Hello, I am really confused with my translation result from my model.
I am trying to reproduced the result from the papar:Neural Responding Machine for Short-Text Conversation
And I tried with the weibo data refered in the paper, I tried first with a two-layer model,with config like this:
rnn_size = 1000
word_vec_size = 620
rnn_type = GRU
It seems that all the translation prediction is all the same ,so similar ,and of course this is not what i want it .
It seems that this kind of thing always happens when training sequence to sequence model,
Anyone saw this kind of result before? Please help! Thanks!
there are 4430000 sentence in the dataset ,and final perplexity is 483.14, I am runing to epoch 11, and learning rate is 0.0039 now ,more training seems not helping reduce the perlexity.
My config is here:
rnn_size = 1000
word_vec_size = 620
rnn_type = GRU
and the other options are default
I wonder if this model is not well trained, but this is already the 11th epch ,and learning rate is so small now.
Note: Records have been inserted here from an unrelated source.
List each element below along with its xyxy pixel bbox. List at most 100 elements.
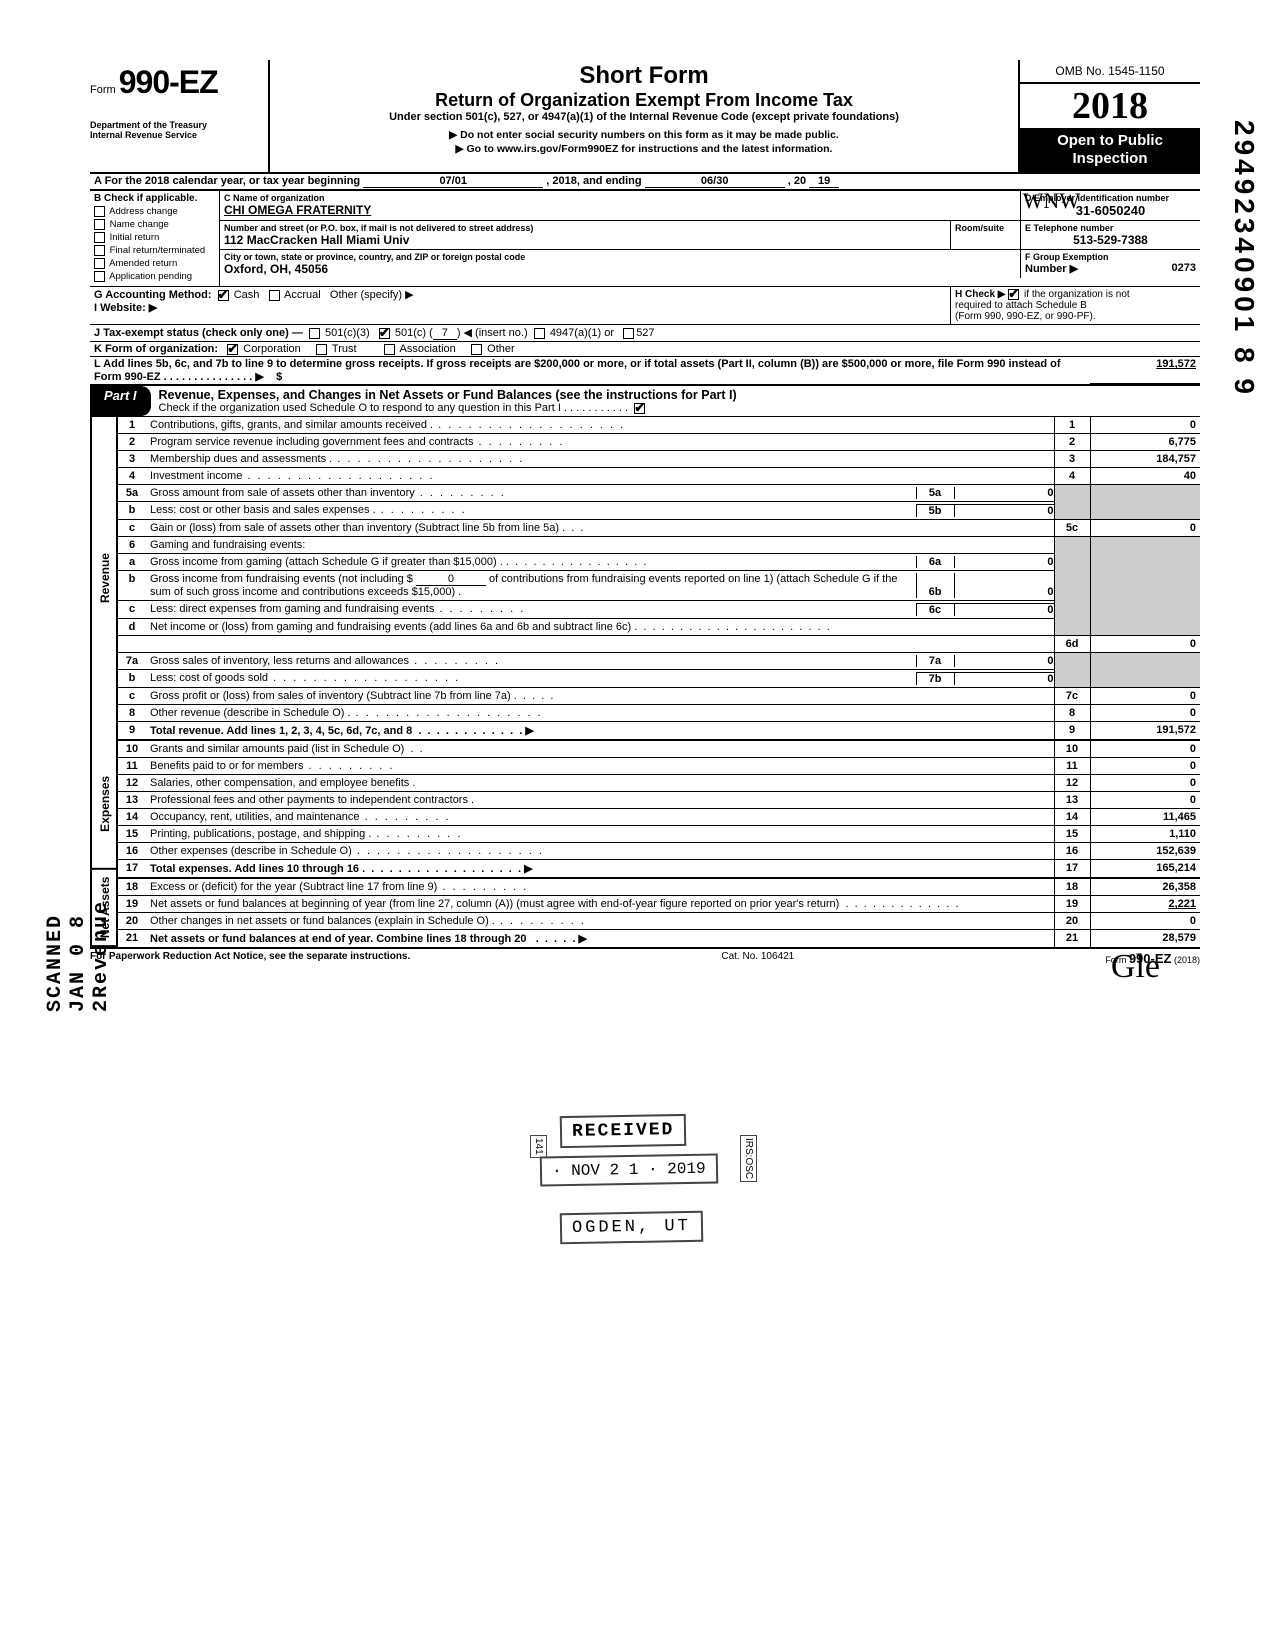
row-g-h: G Accounting Method: Cash Accrual Other … (90, 286, 1200, 324)
cb-application-pending[interactable] (94, 271, 105, 282)
cb-trust[interactable] (316, 344, 327, 355)
lab-501c-open: 501(c) ( (395, 327, 433, 339)
cb-part1-schedule-o[interactable] (634, 403, 645, 414)
instr-website: ▶ Go to www.irs.gov/Form990EZ for instru… (276, 143, 1012, 155)
cb-accrual[interactable] (269, 290, 280, 301)
stamp-v2: IRS:OSC (740, 1135, 757, 1182)
doc-id-vertical: 29492340901 8 9 (1228, 120, 1260, 398)
l7b-desc: Less: cost of goods sold (150, 672, 268, 684)
l8-amt: 0 (1090, 705, 1200, 722)
l6a-box: 6a (916, 556, 954, 568)
l7c-amt: 0 (1090, 688, 1200, 705)
cb-association[interactable] (384, 344, 395, 355)
lab-501c3: 501(c)(3) (325, 327, 370, 339)
open-to-public: Open to PublicInspection (1020, 128, 1200, 172)
l10-desc: Grants and similar amounts paid (list in… (150, 743, 404, 755)
cb-527[interactable] (623, 328, 634, 339)
val-501c-no: 7 (433, 327, 457, 340)
part1-title: Revenue, Expenses, and Changes in Net As… (159, 388, 1192, 402)
l-text: L Add lines 5b, 6c, and 7b to line 9 to … (94, 358, 1061, 383)
l5b-subamt: 0 (954, 504, 1054, 517)
stamp-date: · NOV 2 1 · 2019 (540, 1153, 718, 1186)
l5a-box: 5a (916, 487, 954, 499)
cb-name-change[interactable] (94, 219, 105, 230)
cb-4947[interactable] (534, 328, 545, 339)
line-a-yr: 19 (809, 175, 839, 188)
l5b-desc: Less: cost or other basis and sales expe… (150, 504, 376, 516)
cb-amended-return[interactable] (94, 258, 105, 269)
part1-header-row: Part I Revenue, Expenses, and Changes in… (90, 384, 1200, 416)
side-expenses: Expenses (90, 739, 118, 870)
initials-handwritten: WNW (1023, 188, 1080, 214)
l11-desc: Benefits paid to or for members (150, 760, 394, 772)
cb-501c3[interactable] (309, 328, 320, 339)
l9-amt: 191,572 (1090, 722, 1200, 741)
l12-desc: Salaries, other compensation, and employ… (150, 777, 415, 789)
line-a-prefix: A For the 2018 calendar year, or tax yea… (94, 175, 360, 187)
j-label: J Tax-exempt status (check only one) — (94, 327, 303, 339)
l5c-amt: 0 (1090, 520, 1200, 537)
cb-initial-return[interactable] (94, 232, 105, 243)
row-l: L Add lines 5b, 6c, and 7b to line 9 to … (90, 356, 1200, 384)
l3-desc: Membership dues and assessments . (150, 453, 524, 465)
l13-amt: 0 (1090, 792, 1200, 809)
l6b-subamt: 0 (954, 573, 1054, 598)
side-net-assets: Net Assets (90, 870, 118, 947)
stamp-v1: 141 (530, 1135, 547, 1158)
cb-address-change[interactable] (94, 206, 105, 217)
part1-check-text: Check if the organization used Schedule … (159, 402, 629, 414)
e-phone: 513-529-7388 (1025, 233, 1196, 247)
form-prefix: Form (90, 84, 116, 96)
line-a-mid: , 2018, and ending (546, 175, 641, 187)
lab-name-change: Name change (110, 219, 169, 230)
l16-amt: 152,639 (1090, 843, 1200, 860)
cb-other-org[interactable] (471, 344, 482, 355)
l20-desc: Other changes in net assets or fund bala… (150, 915, 586, 927)
l12-amt: 0 (1090, 775, 1200, 792)
room-label: Room/suite (955, 223, 1016, 233)
tax-year: 2018 (1020, 84, 1200, 128)
l21-amt: 28,579 (1090, 930, 1200, 948)
l11-amt: 0 (1090, 758, 1200, 775)
cb-schedule-b-not-required[interactable] (1008, 289, 1019, 300)
l4-amt: 40 (1090, 468, 1200, 485)
lab-corp: Corporation (243, 343, 300, 355)
form-number: 990-EZ (119, 64, 218, 100)
l21-desc: Net assets or fund balances at end of ye… (150, 933, 527, 945)
stamp-received: RECEIVED (560, 1114, 687, 1148)
e-label: E Telephone number (1025, 223, 1196, 233)
h-line3: (Form 990, 990-EZ, or 990-PF). (955, 311, 1096, 322)
footer: For Paperwork Reduction Act Notice, see … (90, 947, 1200, 966)
cb-final-return[interactable] (94, 245, 105, 256)
col-b-header: B Check if applicable. (94, 193, 215, 204)
f-value: 0273 (1172, 262, 1196, 274)
signature-bottom: Gle (1111, 948, 1160, 986)
cb-corporation[interactable] (227, 344, 238, 355)
l17-amt: 165,214 (1090, 860, 1200, 879)
cb-cash[interactable] (218, 290, 229, 301)
lab-address-change: Address change (109, 206, 178, 217)
lab-other-org: Other (487, 343, 515, 355)
l9-desc: Total revenue. Add lines 1, 2, 3, 4, 5c,… (150, 725, 412, 737)
l19-desc: Net assets or fund balances at beginning… (150, 898, 839, 910)
h-line1b: if the organization is not (1024, 289, 1130, 300)
row-k: K Form of organization: Corporation Trus… (90, 341, 1200, 356)
l6d-desc: Net income or (loss) from gaming and fun… (150, 621, 631, 633)
dept-irs: Internal Revenue Service (90, 131, 262, 141)
side-revenue: Revenue (90, 417, 118, 739)
k-label: K Form of organization: (94, 343, 218, 355)
footer-left: For Paperwork Reduction Act Notice, see … (90, 951, 410, 966)
lab-assoc: Association (400, 343, 456, 355)
cb-501c[interactable] (379, 328, 390, 339)
l7a-box: 7a (916, 655, 954, 667)
l20-amt: 0 (1090, 913, 1200, 930)
lab-amended-return: Amended return (109, 258, 177, 269)
h-line2: required to attach Schedule B (955, 300, 1087, 311)
lab-other-method: Other (specify) ▶ (330, 289, 414, 301)
part1-label: Part I (90, 386, 151, 416)
l7b-subamt: 0 (954, 672, 1054, 685)
l5b-box: 5b (916, 504, 954, 517)
lab-527: 527 (636, 327, 654, 339)
line-a-begin: 07/01 (363, 175, 543, 188)
lab-final-return: Final return/terminated (110, 245, 206, 256)
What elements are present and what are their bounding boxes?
sure , what i am trying to do is to build a chinese short converstation model(from post to response),so my examples are chinese,tokenized, and splited by blank space.
Of course, since I’m not reading chinese, I used a translator to have an idea of them. Is there really some kind of logic between source and target sentences ? With the translated ones, I find it really hard…
In this paper ,they do build such a model and achieve a state of art results. What i am doing now is trying to reproduce the result from this paper,and the dataset is offered by the author in the github.